The invention relates to a process for cleaving ethanol into C1 units in a prereformer and to a catalyst suitable therefor.

Fuel cells (FCs) allow an efficient and environmentally friendly conversion of chemical to electrical energy. Owing to the direct conversion, a high electrical efficiency coupled with low emissions is achieved. Fuel cells possess the potential of becoming a significant future technology both in stationary power generation (as a combined heat and power plant) and in mobile (in transport) or portable power generation (as a replacement for modern-day batteries). The fuel cell constitutes a special form of a galvanic element. The electrical energy is obtained by the chemical reaction of hydrogen with oxygen to give water, the cell working without noise and without mechanical wear. The fuels here do not directly form part of the cell and can be supplied continuously. According to the fuel cell type, it is also possible to convert fossil and renewable fuels such as natural gas, biogas or methanol. Depending on the fuel cell type, various demands are made on the purity of the fuel used. The polymer electrolyte membrane fuel cell (PEMFC) is very much more sensitive to impurities than, for example, the molten carbonate fuel cell (MCFC) or solid oxide fuel cell (SOFC). The best efficiencies are achieved in the case of operation with pure hydrogen. To use other fuels (propane, butane, gasoline, etc.) in fuel cells, reformers are needed, which convert the particular fuel to a hydrogen-rich gas mixture. In all fuel cell types including the high-temperature fuel cell, the temperature is sufficiently low that no significant concentrations, for example, of NOx arise.
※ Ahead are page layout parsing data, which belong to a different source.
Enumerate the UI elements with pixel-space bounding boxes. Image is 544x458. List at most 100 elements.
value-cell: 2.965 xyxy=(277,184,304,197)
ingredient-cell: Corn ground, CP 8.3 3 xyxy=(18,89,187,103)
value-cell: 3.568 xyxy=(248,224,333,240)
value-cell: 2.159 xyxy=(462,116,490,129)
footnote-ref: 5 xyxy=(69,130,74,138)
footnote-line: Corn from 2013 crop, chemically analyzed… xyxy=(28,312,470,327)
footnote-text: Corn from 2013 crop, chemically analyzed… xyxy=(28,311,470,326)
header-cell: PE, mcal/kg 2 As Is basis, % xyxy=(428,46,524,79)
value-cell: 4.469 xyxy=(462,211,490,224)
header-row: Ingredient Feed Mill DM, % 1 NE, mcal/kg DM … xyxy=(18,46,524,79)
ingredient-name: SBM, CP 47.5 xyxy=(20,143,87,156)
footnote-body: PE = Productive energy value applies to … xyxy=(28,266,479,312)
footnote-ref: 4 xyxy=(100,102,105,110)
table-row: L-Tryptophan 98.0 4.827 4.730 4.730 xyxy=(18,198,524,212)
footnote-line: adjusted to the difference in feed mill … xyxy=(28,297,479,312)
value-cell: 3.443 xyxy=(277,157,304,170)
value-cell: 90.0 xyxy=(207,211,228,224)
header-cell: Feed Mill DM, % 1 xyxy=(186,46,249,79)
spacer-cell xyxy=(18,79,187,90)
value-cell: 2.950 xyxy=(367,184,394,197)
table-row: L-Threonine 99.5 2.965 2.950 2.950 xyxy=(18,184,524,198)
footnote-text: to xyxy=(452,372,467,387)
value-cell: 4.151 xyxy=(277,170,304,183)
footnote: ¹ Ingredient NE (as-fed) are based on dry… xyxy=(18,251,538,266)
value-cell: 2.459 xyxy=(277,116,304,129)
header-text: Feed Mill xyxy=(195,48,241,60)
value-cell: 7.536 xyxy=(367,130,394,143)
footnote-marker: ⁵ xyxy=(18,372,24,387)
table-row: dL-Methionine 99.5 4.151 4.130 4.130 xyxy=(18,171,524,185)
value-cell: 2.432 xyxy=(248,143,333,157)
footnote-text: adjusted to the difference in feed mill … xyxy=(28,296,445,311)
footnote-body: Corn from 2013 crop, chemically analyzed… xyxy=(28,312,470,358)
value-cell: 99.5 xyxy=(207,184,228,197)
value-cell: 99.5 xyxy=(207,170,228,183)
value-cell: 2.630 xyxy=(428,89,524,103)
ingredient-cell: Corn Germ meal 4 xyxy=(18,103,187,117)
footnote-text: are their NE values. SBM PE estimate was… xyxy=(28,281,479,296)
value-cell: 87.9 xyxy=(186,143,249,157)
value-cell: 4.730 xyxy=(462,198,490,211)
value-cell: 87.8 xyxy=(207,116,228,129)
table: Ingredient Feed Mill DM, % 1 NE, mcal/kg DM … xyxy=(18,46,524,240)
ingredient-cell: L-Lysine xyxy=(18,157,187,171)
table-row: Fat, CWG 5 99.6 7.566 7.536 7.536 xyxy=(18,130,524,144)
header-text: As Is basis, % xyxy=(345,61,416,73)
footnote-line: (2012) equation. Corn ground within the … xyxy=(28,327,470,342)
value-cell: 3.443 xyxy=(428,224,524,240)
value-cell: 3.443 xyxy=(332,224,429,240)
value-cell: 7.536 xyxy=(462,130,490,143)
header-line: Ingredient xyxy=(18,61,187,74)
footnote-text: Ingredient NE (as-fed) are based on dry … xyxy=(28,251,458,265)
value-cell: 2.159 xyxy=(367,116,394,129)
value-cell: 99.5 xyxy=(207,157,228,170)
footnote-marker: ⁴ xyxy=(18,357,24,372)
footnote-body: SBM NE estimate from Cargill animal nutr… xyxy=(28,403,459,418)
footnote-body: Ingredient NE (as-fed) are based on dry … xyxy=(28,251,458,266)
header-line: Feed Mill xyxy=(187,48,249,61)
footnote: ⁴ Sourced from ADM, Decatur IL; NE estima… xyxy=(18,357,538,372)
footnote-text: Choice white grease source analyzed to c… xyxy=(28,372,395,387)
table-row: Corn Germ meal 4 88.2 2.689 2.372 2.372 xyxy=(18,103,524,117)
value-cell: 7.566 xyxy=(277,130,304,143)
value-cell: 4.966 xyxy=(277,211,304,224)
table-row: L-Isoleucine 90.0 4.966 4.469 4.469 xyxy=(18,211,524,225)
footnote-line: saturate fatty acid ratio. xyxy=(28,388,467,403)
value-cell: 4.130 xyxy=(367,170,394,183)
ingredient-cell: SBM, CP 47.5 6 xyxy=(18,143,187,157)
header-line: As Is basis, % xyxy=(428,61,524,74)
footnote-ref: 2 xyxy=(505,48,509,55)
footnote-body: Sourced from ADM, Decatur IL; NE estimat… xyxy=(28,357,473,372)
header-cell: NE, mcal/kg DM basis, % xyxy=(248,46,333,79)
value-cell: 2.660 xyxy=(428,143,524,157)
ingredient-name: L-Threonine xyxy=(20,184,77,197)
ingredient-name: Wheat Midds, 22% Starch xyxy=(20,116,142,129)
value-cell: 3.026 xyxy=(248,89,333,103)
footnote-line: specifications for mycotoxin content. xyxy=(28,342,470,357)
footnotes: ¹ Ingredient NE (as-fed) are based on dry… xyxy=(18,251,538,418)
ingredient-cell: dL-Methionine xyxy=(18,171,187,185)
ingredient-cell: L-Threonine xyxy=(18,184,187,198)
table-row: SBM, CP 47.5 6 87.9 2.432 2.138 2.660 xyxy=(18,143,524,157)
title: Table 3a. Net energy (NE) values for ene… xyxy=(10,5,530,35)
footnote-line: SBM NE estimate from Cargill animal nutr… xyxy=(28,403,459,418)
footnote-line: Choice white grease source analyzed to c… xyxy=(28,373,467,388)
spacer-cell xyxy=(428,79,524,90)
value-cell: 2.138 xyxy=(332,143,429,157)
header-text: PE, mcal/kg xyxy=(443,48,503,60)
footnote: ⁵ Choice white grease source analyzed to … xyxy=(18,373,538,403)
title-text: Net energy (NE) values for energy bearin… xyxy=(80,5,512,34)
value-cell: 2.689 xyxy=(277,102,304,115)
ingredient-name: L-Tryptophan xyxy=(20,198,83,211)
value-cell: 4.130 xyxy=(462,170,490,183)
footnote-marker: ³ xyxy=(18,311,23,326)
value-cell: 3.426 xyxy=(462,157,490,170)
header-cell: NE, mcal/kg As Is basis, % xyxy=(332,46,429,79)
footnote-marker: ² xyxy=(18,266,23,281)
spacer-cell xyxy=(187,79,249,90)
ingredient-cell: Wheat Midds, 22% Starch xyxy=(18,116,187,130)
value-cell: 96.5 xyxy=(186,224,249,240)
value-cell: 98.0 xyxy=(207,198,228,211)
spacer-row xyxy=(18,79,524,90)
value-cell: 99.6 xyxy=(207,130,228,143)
The fuel cell consists of the fuel electrode (anode), the electrolyte and the air-oxygen electrode (cathode). The different fuel cells can be divided into various types. The division can be made either by virtue of the different electrolytes (melt, polymer membrane or solid oxide) or else through the different operating temperatures (low, medium or high temperature) of the fuel cells. In the range of lower performances, the low-temperature fuel cells are dominant, which also include the hydrogen-operated PEMFC.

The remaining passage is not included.